BEIJING (Reuters) - Car sales in China rose 22.6 percent in May from a year earlier, according to data released on Saturday, extending the double-digit gain made in the previous month, as new models premiered at April’s Beijing autoshow started to hit the showrooms.
In May a total of 1.28 million sedans, sport utility vehicles (SUVs), multi-purpose vehicles (MPVs) and minivans were sold in the country, the China Association of Automobile Manufacturers (CAAM) said. In the same month of 2011, that number was 1.04 million.
From January to May, deliveries climbed 5.5 percent to 6.33 million, continuing an uptrend which started in April.
The strong rebound by Toyota Motor (7203.T) and Honda Motor (7267.T), which both suffered severe shortages of parts a year ago after northern Japan’s devastating earthquake and tsunami in March 2011, also pushed up the monthly tally.
Demand is likely to remain solid if Beijing renews some of its policy incentives which helped propel China beyond the U.S. as the world’s largest car market by volume in 2009, industry observers say.
“The incentives will help bolster demand for minivans, and cheap cars like (the) QQ, which are popular in lower-tier cities and rural areas,” said John Zeng, Asia Pacific director at industry consultancy LMC Automotive. “If such policy incentives do come out as expected, sales in the second half would definitely be better than the first half.”
A source told Reuters late last month that Beijing would soon resume paying subsidies to rural residents who trade in old vehicles for new, fuel efficient ones to rekindle automobile demand amid a market slowdown.
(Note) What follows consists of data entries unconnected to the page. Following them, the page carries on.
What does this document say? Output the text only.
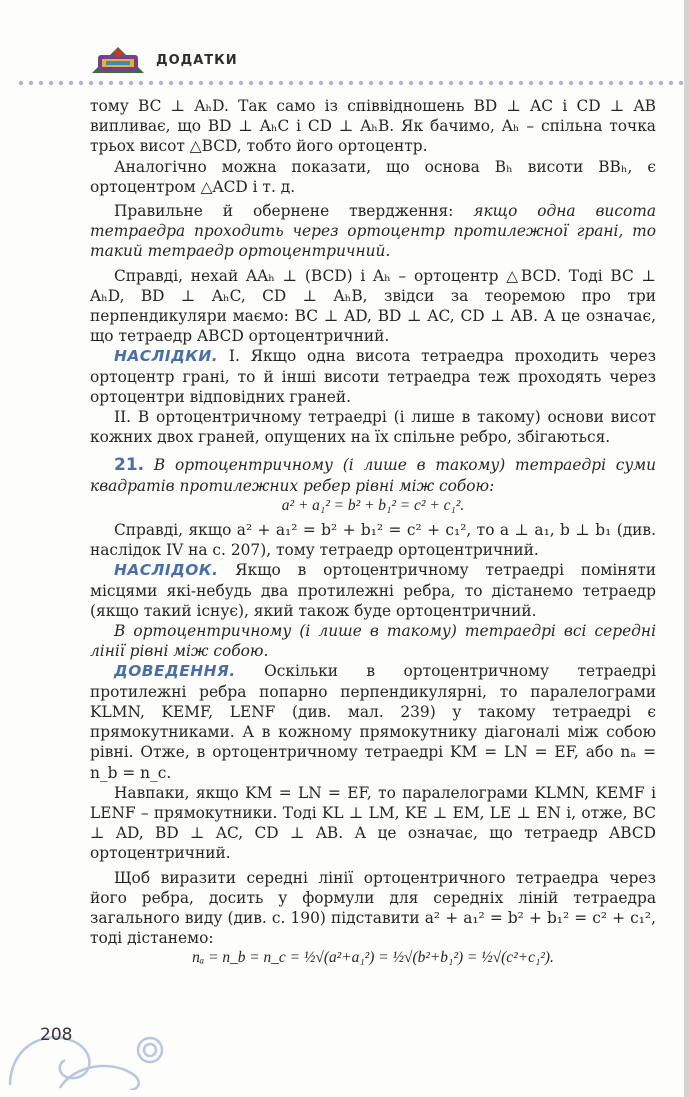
ДОДАТКИ

тому BC ⊥ AₕD. Так само із співвідношень BD ⊥ AC і CD ⊥ AB випливає, що BD ⊥ AₕC і CD ⊥ AₕB. Як бачимо, Aₕ – спільна точка трьох висот △BCD, тобто його ортоцентр.

Аналогічно можна показати, що основа Bₕ висоти BBₕ, є ортоцентром △ACD і т. д.

Правильне й обернене твердження: якщо одна висота тетраедра проходить через ортоцентр протилежної грані, то такий тетраедр ортоцентричний.

Справді, нехай AAₕ ⊥ (BCD) і Aₕ – ортоцентр △BCD. Тоді BC ⊥ AₕD, BD ⊥ AₕC, CD ⊥ AₕB, звідси за теоремою про три перпендикуляри маємо: BC ⊥ AD, BD ⊥ AC, CD ⊥ AB. А це означає, що тетраедр ABCD ортоцентричний.

НАСЛІДКИ. I. Якщо одна висота тетраедра проходить через ортоцентр грані, то й інші висоти тетраедра теж проходять через ортоцентри відповідних граней.

II. В ортоцентричному тетраедрі (і лише в такому) основи висот кожних двох граней, опущених на їх спільне ребро, збігаються.

21. В ортоцентричному (і лише в такому) тетраедрі суми квадратів протилежних ребер рівні між собою:

a² + a₁² = b² + b₁² = c² + c₁².

Справді, якщо a² + a₁² = b² + b₁² = c² + c₁², то a ⊥ a₁, b ⊥ b₁ (див. наслідок IV на с. 207), тому тетраедр ортоцентричний.

НАСЛІДОК. Якщо в ортоцентричному тетраедрі поміняти місцями які-небудь два протилежні ребра, то дістанемо тетраедр (якщо такий існує), який також буде ортоцентричний.

В ортоцентричному (і лише в такому) тетраедрі всі середні лінії рівні між собою.

ДОВЕДЕННЯ. Оскільки в ортоцентричному тетраедрі протилежні ребра попарно перпендикулярні, то паралелограми KLMN, KEMF, LENF (див. мал. 239) у такому тетраедрі є прямокутниками. А в кожному прямокутнику діагоналі між собою рівні. Отже, в ортоцентричному тетраедрі KM = LN = EF, або nₐ = n_b = n_c.

Навпаки, якщо KM = LN = EF, то паралелограми KLMN, KEMF і LENF – прямокутники. Тоді KL ⊥ LM, KE ⊥ EM, LE ⊥ EN і, отже, BC ⊥ AD, BD ⊥ AC, CD ⊥ AB. А це означає, що тетраедр ABCD ортоцентричний.

Щоб виразити середні лінії ортоцентричного тетраедра через його ребра, досить у формули для середніх ліній тетраедра загального виду (див. с. 190) підставити a² + a₁² = b² + b₁² = c² + c₁², тоді дістанемо:

nₐ = n_b = n_c = ½√(a²+a₁²) = ½√(b²+b₁²) = ½√(c²+c₁²).

208
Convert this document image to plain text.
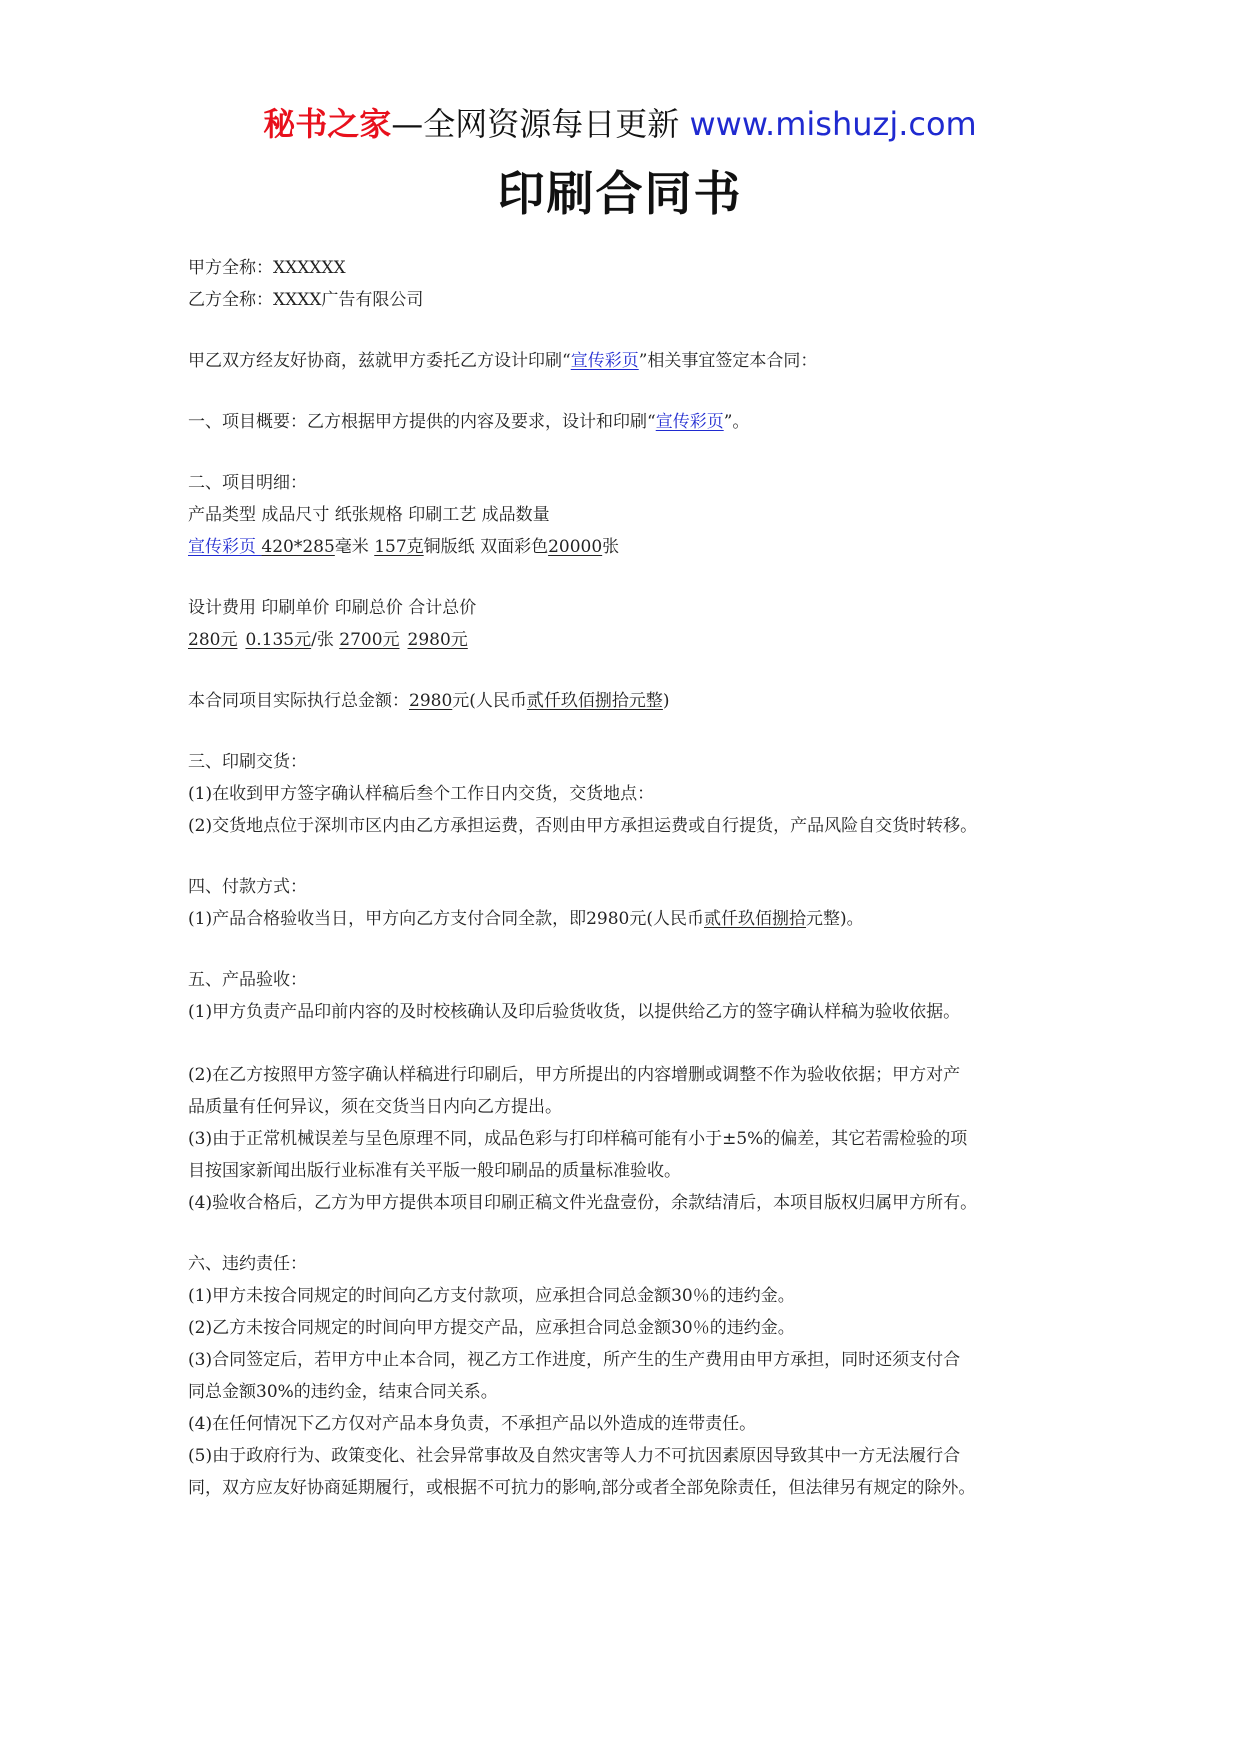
秘书之家—全网资源每日更新 www.mishuzj.com
印刷合同书
甲方全称：XXXXXX
乙方全称：XXXX广告有限公司
甲乙双方经友好协商，兹就甲方委托乙方设计印刷“宣传彩页”相关事宜签定本合同：
一、项目概要：乙方根据甲方提供的内容及要求，设计和印刷“宣传彩页”。
二、项目明细：
产品类型 成品尺寸 纸张规格 印刷工艺 成品数量
宣传彩页 420*285毫米 157克铜版纸 双面彩色20000张
设计费用 印刷单价 印刷总价 合计总价
280元 0.135元/张 2700元 2980元
本合同项目实际执行总金额：2980元(人民币贰仟玖佰捌拾元整)
三、印刷交货：
(1)在收到甲方签字确认样稿后叁个工作日内交货，交货地点：
(2)交货地点位于深圳市区内由乙方承担运费，否则由甲方承担运费或自行提货，产品风险自交货时转移。
四、付款方式：
(1)产品合格验收当日，甲方向乙方支付合同全款，即2980元(人民币贰仟玖佰捌拾元整)。
五、产品验收：
(1)甲方负责产品印前内容的及时校核确认及印后验货收货，以提供给乙方的签字确认样稿为验收依据。
(2)在乙方按照甲方签字确认样稿进行印刷后，甲方所提出的内容增删或调整不作为验收依据；甲方对产
品质量有任何异议，须在交货当日内向乙方提出。
(3)由于正常机械误差与呈色原理不同，成品色彩与打印样稿可能有小于±5%的偏差，其它若需检验的项
目按国家新闻出版行业标准有关平版一般印刷品的质量标准验收。
(4)验收合格后，乙方为甲方提供本项目印刷正稿文件光盘壹份，余款结清后，本项目版权归属甲方所有。
六、违约责任：
(1)甲方未按合同规定的时间向乙方支付款项，应承担合同总金额30％的违约金。
(2)乙方未按合同规定的时间向甲方提交产品，应承担合同总金额30％的违约金。
(3)合同签定后，若甲方中止本合同，视乙方工作进度，所产生的生产费用由甲方承担，同时还须支付合
同总金额30%的违约金，结束合同关系。
(4)在任何情况下乙方仅对产品本身负责，不承担产品以外造成的连带责任。
(5)由于政府行为、政策变化、社会异常事故及自然灾害等人力不可抗因素原因导致其中一方无法履行合
同，双方应友好协商延期履行，或根据不可抗力的影响,部分或者全部免除责任，但法律另有规定的除外。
Beijing introduced a series of stimuli in 2009, including tax incentives for small cars, but China’s auto market slowed significantly in 2011 after the policies expired, with annual car sales climbing 5.2 percent, down from a 33 percent and 53 percent annual gains in 2010 and 2009 respectively.
In the United States, automakers posted strong May sales gains from a year ago, but the sales rate still fell short of expectations as the broader economy softened.
Toyota and Honda saw their China car sales jumped 105 percent and 92 percent respectively.
General Motors (GM.N) maintained its leading position in China helped in part by a rebound in minivan sales, which contributed to about 55 percent of its monthly tally.